American Humanist Association
The American Humanist Association sent a letter to the Madison County School District in Danielsville, Georgia, on September 25, 2014, claiming that that their high school football team's "Red Raider" monument is a violation of the First Amendment's Establishment Clause in the U.S. Constitution. |

A Washington, D.C.-based secular organization has sent a complaint to a Georgia school district over its high school having a stone statue that has religious statements including Bible verses listed on it.

The American Humanist Association sent the Madison County School District a letter of complaint regarding the statue, which is at the school district's high school.

Sent to Madison County Superintendent Allen McCannon and Madison High School Principal George Bullock, the letter said the statue violates the Establishment Clause.

"It is our understanding that sometime during this school year, the school district erected a large permanent sculpture entitled the 'Red Raider' monument, on school property, which includes prominent religious, and indeed, Christian biblical references," read the letter.

"Since it has been erected, the Madison High School football team has started a tradition of touching the sculpture before home games."

David Niose, legal director of AHA, told The Christian Post that his organization learned about the statue "via email and social media" from "numerous people from the area."

"We are waiting for a response," added Niose, who sent the letter Thursday requesting a response within two weeks of its delivery.

Erected last month, the granite statue has multiple Bible verses listed on its frame and a tradition has already developed among the football team of touching the statue before going onto the field.

The statue, which also includes the high school initial and is topped with a sword within a stone a la Excalibur, was reportedly funded privately and given as a gift to the school.

The AHA is not the only atheist organization that has brought a complaint before Madison County regarding the granite statue.

The Madison, Wisconsin-based Freedom From Religion Foundation sent a separate letter to the school district last month.

"If schools cannot display the Ten Commandments, which are themselves Bible quotes … schools cannot display other Bible quotes alone," read the FFRF letter.

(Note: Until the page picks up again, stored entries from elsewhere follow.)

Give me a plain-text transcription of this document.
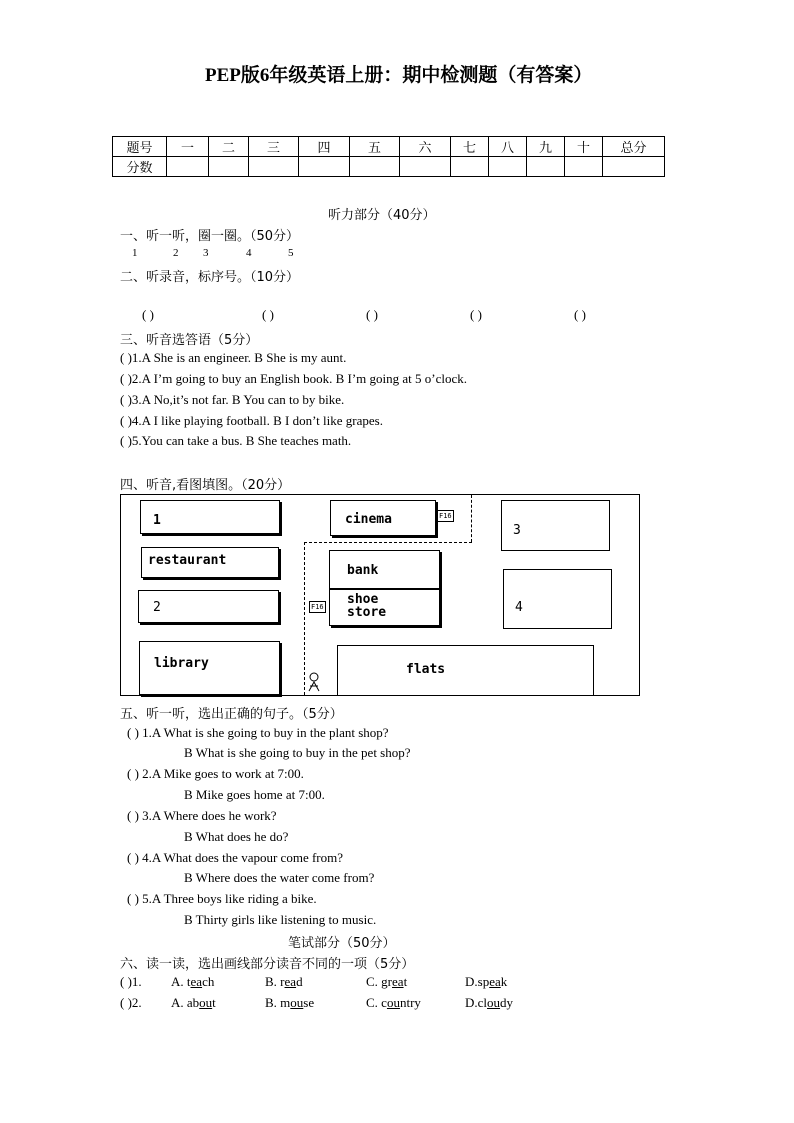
PEP版6年级英语上册：期中检测题（有答案）
题号	一	二	三	四	五	六	七	八	九	十	总分
分数											
听力部分（40分）
一、听一听，圈一圈。（50分）
1	2 3	4	5
二、听录音，标序号。（10分）
( )	( )	( )	( )	( )
三、听音选答语（5分）
( )1.A She is an engineer. B She is my aunt.
( )2.A I’m going to buy an English book. B I’m going at 5 o’clock.
( )3.A No,it’s not far. B You can to by bike.
( )4.A I like playing football. B I don’t like grapes.
( )5.You can take a bus. B She teaches math.
四、听音,看图填图。（20分）
1	cinema	F16
3
restaurant
bank
shoe
store
F16	4
2
library	flats
五、听一听，选出正确的句子。（5分）
( ) 1.A What is she going to buy in the plant shop?
B What is she going to buy in the pet shop?
( ) 2.A Mike goes to work at 7:00.
B Mike goes home at 7:00.
( ) 3.A Where does he work?
B What does he do?
( ) 4.A What does the vapour come from?
B Where does the water come from?
( ) 5.A Three boys like riding a bike.
B Thirty girls like listening to music.
笔试部分（50分）
六、读一读，选出画线部分读音不同的一项（5分）
( )1. A. teach	B. read	C. great	D.speak
( )2. A. about	B. mouse	C. country	D.cloudy
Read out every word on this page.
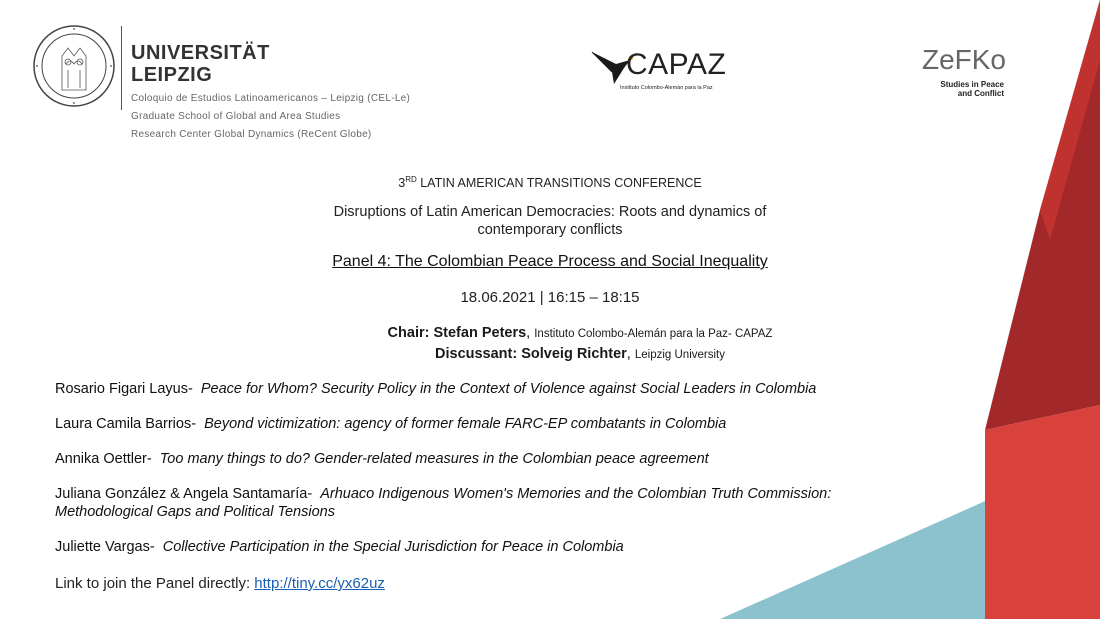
UNIVERSITÄT
LEIPZIG
Coloquio de Estudios Latinoamericanos – Leipzig (CEL-Le)
Graduate School of Global and Area Studies
Research Center Global Dynamics (ReCent Globe)
CAPAZ
Instituto Colombo-Alemán para la Paz
ZeFKo
Studies in Peace
and Conflict
3RD LATIN AMERICAN TRANSITIONS CONFERENCE
Disruptions of Latin American Democracies: Roots and dynamics of
contemporary conflicts
Panel 4: The Colombian Peace Process and Social Inequality
18.06.2021 | 16:15 – 18:15
Chair: Stefan Peters, Instituto Colombo-Alemán para la Paz- CAPAZ
Discussant: Solveig Richter, Leipzig University
Rosario Figari Layus-  Peace for Whom? Security Policy in the Context of Violence against Social Leaders in Colombia
Laura Camila Barrios-  Beyond victimization: agency of former female FARC-EP combatants in Colombia
Annika Oettler-  Too many things to do? Gender-related measures in the Colombian peace agreement
Juliana González & Angela Santamaría-  Arhuaco Indigenous Women's Memories and the Colombian Truth Commission: Methodological Gaps and Political Tensions
Juliette Vargas-  Collective Participation in the Special Jurisdiction for Peace in Colombia
Link to join the Panel directly: http://tiny.cc/yx62uz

"In recognition of the district's constitutional obligation to remain neutral toward religion, please remove the Bible quotes from the monument and any other religious messages posted on district property."

In an interview with local media, Superintendent McCannon said that the school district had read the letters and was "investigating options available to it regarding the monument including, but not limited to, removal of the monument or modifying the monument in some manner."